This study addresses the challenge of accurately estimating resource block (RB) capacity prior to satellite communication system deployment, where unknown spatial fading correlations pose significant overload risks. The work presents the first RB-dimensioning rule tailored for satellite coverage areas, modeling the spatial fading covariance structure via a Gaussian random field. By integrating stochastic user sampling, Monte Carlo simulations, and concentration inequality analysis, the proposed framework delivers a robust RB budget estimate under a prescribed target overload probability. Furthermore, it derives a conservative analytical upper bound on the overload probability for the resulting RB allocation. This approach provides system planners with a reliable foundation that combines simulation-based accuracy with rigorous theoretical guarantees for capacity planning in satellite networks.
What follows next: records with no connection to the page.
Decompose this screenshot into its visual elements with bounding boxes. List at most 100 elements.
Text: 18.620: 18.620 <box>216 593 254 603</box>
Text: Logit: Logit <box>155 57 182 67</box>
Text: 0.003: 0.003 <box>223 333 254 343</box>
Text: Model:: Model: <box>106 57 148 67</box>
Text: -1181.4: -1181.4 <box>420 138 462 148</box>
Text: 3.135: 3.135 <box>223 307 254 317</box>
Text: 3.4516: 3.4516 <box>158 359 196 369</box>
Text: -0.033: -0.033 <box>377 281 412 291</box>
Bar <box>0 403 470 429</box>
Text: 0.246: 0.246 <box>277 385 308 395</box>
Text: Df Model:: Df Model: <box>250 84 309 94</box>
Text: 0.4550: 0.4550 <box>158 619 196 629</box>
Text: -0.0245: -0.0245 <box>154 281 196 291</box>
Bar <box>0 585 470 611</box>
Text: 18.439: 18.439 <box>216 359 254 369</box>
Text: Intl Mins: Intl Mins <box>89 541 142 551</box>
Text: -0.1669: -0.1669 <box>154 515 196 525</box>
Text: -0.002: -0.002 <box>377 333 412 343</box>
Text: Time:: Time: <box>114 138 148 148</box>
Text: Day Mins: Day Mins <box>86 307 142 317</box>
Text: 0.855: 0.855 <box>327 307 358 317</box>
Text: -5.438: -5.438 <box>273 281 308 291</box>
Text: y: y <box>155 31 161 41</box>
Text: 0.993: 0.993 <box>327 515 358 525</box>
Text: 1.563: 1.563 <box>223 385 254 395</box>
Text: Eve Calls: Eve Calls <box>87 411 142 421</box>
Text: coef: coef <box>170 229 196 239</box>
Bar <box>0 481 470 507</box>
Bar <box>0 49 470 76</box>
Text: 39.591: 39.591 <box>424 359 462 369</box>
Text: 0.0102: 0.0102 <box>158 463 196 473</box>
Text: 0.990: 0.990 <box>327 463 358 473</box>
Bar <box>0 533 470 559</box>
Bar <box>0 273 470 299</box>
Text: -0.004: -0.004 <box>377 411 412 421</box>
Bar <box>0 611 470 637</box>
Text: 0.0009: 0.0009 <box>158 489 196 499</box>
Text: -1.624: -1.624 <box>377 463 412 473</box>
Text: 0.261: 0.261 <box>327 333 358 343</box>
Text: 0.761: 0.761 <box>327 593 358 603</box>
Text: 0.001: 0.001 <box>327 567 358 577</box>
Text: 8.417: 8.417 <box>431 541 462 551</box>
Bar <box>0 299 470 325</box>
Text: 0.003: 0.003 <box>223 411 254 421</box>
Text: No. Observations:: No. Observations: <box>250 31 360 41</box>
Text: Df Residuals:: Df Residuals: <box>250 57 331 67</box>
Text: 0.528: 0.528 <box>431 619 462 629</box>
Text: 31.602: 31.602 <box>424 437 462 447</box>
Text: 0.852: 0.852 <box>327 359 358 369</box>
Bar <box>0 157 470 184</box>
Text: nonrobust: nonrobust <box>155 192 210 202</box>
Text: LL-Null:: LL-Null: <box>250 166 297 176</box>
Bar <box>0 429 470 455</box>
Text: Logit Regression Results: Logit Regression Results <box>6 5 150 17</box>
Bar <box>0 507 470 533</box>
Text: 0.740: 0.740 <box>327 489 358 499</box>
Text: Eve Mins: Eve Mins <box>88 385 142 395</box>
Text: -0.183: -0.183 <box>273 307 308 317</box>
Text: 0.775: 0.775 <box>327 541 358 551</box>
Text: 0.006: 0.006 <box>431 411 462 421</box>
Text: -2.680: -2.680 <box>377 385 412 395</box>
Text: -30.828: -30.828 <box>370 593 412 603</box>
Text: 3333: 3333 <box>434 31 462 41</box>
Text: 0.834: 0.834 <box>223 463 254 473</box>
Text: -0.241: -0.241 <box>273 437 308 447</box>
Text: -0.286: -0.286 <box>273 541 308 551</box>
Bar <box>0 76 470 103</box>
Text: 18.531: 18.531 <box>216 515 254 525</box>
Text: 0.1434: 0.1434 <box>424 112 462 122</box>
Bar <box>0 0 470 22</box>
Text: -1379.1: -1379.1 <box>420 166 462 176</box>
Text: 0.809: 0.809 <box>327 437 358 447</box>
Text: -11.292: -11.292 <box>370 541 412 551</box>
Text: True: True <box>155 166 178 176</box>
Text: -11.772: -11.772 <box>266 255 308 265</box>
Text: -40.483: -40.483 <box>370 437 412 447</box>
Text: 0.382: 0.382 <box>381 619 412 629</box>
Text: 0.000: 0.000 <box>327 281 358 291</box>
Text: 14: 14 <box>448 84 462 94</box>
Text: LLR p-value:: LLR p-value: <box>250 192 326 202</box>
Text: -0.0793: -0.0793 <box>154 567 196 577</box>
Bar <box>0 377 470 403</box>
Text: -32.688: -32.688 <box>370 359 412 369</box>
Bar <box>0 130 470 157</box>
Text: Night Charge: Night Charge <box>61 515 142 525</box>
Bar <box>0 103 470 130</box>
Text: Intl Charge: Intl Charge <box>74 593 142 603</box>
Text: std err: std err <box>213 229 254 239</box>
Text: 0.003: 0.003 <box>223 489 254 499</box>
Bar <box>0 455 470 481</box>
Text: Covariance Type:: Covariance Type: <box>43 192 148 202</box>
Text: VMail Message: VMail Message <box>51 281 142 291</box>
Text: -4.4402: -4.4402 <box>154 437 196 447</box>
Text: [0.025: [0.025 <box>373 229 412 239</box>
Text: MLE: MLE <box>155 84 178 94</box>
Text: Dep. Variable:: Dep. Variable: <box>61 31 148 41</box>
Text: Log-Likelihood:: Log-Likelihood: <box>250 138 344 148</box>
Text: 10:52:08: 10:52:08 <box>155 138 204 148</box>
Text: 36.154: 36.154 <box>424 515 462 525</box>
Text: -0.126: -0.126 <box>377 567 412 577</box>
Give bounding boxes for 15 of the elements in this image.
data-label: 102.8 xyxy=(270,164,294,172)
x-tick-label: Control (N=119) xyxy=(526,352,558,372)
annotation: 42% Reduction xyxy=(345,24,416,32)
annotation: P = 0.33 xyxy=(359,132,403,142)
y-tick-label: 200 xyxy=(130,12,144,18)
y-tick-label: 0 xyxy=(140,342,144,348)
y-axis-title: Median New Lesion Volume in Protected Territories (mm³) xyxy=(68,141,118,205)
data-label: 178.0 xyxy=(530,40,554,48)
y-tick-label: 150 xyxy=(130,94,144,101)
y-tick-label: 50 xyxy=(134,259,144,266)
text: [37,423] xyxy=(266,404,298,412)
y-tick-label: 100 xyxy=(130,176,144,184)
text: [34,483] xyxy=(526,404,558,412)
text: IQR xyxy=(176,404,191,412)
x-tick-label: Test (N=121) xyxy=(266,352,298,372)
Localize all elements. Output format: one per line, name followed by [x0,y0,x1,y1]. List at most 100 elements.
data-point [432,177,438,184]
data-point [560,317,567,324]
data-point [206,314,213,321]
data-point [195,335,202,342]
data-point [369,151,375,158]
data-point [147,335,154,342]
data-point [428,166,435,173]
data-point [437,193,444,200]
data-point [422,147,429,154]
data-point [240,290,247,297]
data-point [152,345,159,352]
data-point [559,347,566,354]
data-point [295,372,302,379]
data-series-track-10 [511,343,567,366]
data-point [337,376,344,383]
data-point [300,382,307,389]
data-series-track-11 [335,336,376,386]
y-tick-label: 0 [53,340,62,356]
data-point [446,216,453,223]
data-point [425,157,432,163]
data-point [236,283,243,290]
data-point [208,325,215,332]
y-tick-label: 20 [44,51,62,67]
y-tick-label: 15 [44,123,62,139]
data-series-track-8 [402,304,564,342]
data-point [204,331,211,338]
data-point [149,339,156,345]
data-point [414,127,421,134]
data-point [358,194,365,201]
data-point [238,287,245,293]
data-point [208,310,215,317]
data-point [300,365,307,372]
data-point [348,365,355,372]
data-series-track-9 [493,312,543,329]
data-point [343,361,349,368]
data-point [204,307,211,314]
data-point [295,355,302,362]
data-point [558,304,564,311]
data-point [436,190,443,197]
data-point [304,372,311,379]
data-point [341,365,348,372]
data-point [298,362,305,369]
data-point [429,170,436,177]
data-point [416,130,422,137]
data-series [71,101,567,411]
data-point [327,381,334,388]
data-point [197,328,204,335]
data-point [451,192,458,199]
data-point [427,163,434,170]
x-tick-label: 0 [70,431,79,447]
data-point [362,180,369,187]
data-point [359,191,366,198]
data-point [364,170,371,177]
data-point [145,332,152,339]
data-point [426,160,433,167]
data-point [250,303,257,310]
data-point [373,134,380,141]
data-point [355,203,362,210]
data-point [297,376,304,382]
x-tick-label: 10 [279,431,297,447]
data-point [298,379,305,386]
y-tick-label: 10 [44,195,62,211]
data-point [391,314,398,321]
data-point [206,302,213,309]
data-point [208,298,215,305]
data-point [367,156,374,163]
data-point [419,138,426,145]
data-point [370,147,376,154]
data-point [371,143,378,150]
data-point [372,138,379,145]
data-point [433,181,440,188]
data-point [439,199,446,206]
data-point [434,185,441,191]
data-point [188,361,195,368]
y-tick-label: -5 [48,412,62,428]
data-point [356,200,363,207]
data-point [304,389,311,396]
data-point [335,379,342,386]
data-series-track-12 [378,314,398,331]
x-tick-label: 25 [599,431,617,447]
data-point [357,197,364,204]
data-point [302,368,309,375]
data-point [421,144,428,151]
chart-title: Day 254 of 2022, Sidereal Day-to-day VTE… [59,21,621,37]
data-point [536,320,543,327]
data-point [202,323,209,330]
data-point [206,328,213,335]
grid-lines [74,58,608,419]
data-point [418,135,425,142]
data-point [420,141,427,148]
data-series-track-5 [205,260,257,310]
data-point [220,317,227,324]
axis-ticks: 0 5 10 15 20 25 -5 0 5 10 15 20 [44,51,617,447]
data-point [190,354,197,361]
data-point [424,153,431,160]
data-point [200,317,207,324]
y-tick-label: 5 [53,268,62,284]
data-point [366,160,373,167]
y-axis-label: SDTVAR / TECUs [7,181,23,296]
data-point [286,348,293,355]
It is critical to dimension (accurately estimate capacity of) a satellite system prior to deployment, as it is very expensive to reconfigure launched satellite systems that fail to meet demand or that waste capacity. The fundamental requirement is a dimensioning rule for resource blocks (RBs) given a satellite footprint and a target overload probability (target Quality-of-Service). The rule must be robust to the spatial covariance structure of signal attenuation, which is generally unknown both at the time of pre-deployment dimensioning and afterwards. Existing approaches address parts of this problem, but there does not yet exist a footprint-level RB dimensioning rule for the satellite context. We develop such a rule: starting with a Gaussian attenuation field that induces a covariance structure inspired by classical work on spatial covariance of attenuation, we sample users at random along with their field-based attenuation values, and estimate aggregate RB demand for a target overload probability. We do this in two complementary ways: a Monte Carlo route that gives a simulation-derived RB budget for a given target overload probability, and a concentration route that gives a conservative analytic upper bound on the target overload probability for a given RB budget (such as the one obtained through simulation). Taken together, these complementary approaches give a principled way to dimension RBs for a satellite footprint under spatially correlated attenuation.